Ci sarebbe da indagare anche la più complessa questione sulla Civitas Dei di S. Agostino e l’invasione di Roma da parte di Visigoti, con relativo sacco. Il riferimento è, ovviamente, a quello che sta accadendo ora, con la chiesa diabolica ticoniana che ha preso il potere e messo a sacco la Chiesa cattolica e la sua dottrina. Ma quanto già analizzato basta e avanza.
Questo articolo è un contributo ben modesto rispetto alla profondità dello scritto del Papa, ma crediamo almeno di aver offerto, in linea di massima, la chiave di lettura corretta e non un’interpretazione.

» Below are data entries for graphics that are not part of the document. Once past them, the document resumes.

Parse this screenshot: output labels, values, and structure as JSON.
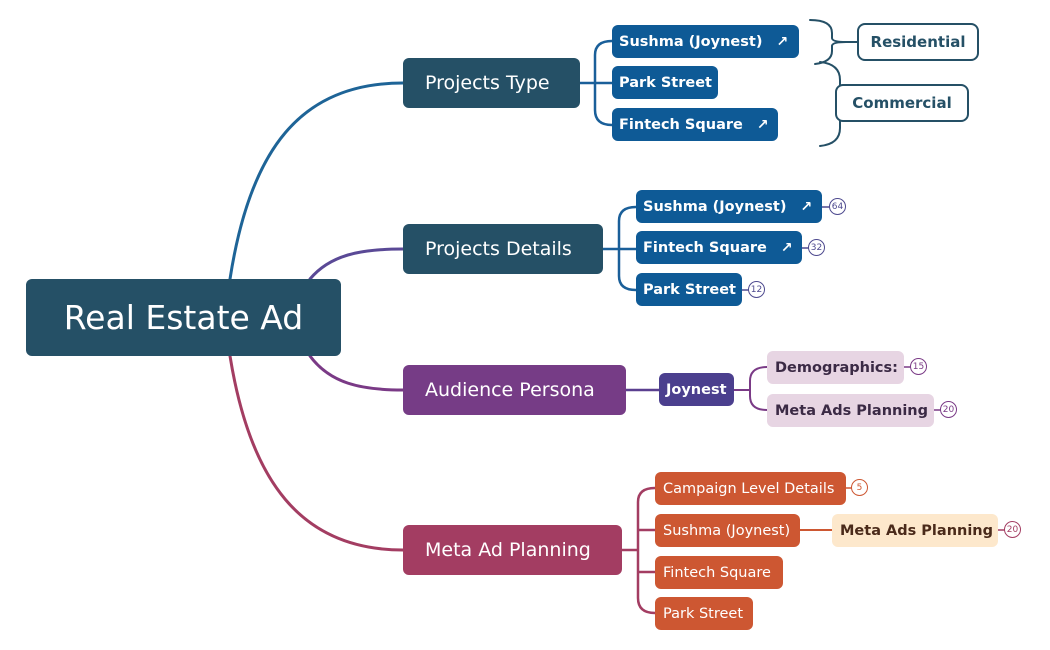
{
  "root": {
    "label": "Real Estate Ad"
  },
  "branches": {
    "projects_type": {
      "label": "Projects Type",
      "children": [
        "Sushma (Joynest)",
        "Park Street",
        "Fintech Square"
      ],
      "summaries": [
        "Residential",
        "Commercial"
      ]
    },
    "projects_details": {
      "label": "Projects Details",
      "children": [
        {
          "label": "Sushma (Joynest)",
          "count": "64"
        },
        {
          "label": "Fintech Square",
          "count": "32"
        },
        {
          "label": "Park Street",
          "count": "12"
        }
      ]
    },
    "audience_persona": {
      "label": "Audience Persona",
      "child": "Joynest",
      "subchildren": [
        {
          "label": "Demographics:",
          "count": "15"
        },
        {
          "label": "Meta Ads Planning",
          "count": "20"
        }
      ]
    },
    "meta_ad_planning": {
      "label": "Meta Ad Planning",
      "children": [
        {
          "label": "Campaign Level Details",
          "count": "5"
        },
        {
          "label": "Sushma (Joynest)"
        },
        {
          "label": "Fintech Square"
        },
        {
          "label": "Park Street"
        }
      ],
      "subchild": {
        "label": "Meta Ads Planning",
        "count": "20"
      }
    }
  },
  "colors": {
    "root": "#255066",
    "blue_node": "#0e5a96",
    "purple_branch": "#763c86",
    "purple_light": "#e7d5e3",
    "joynest": "#4b3f8e",
    "orange": "#cd5732",
    "orange_light": "#fde8cc",
    "meta_branch": "#a33d62"
  }
}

Infatti, tutto l’impianto si fonda non sulla sabbia del complottismo e della suggestione, ma sulla granitica roccia di una realtà canonica incontestabile: papa Benedetto non ha mai abdicato perché per farlo doveva rinunciare al munus petrino, (l’investitura papale di origine divina) in modo formalmente corretto e simultaneo. E lui ha rinunciato in modo differito al ministerium (l’esercizio del potere) in un documento pieno di errori formali e giuridici senza ratificare nulla dopo l’ora prevista per l’entrata in vigore del provvedimento. Ed è lo stesso papa Benedetto a confermare, con il suo stile comunicativo logico – il Codice Ratzinger certificato da decine di specialisti QUI che non fu una rinuncia al papato, ma l’annuncio di un impedimento. E se non bastasse, l’altro giorno vi ha anche detto che la risposta per chi non crede è contenuta nel libro di Geremia dove si legge – guarda caso – “IO SONO IMPEDITO”.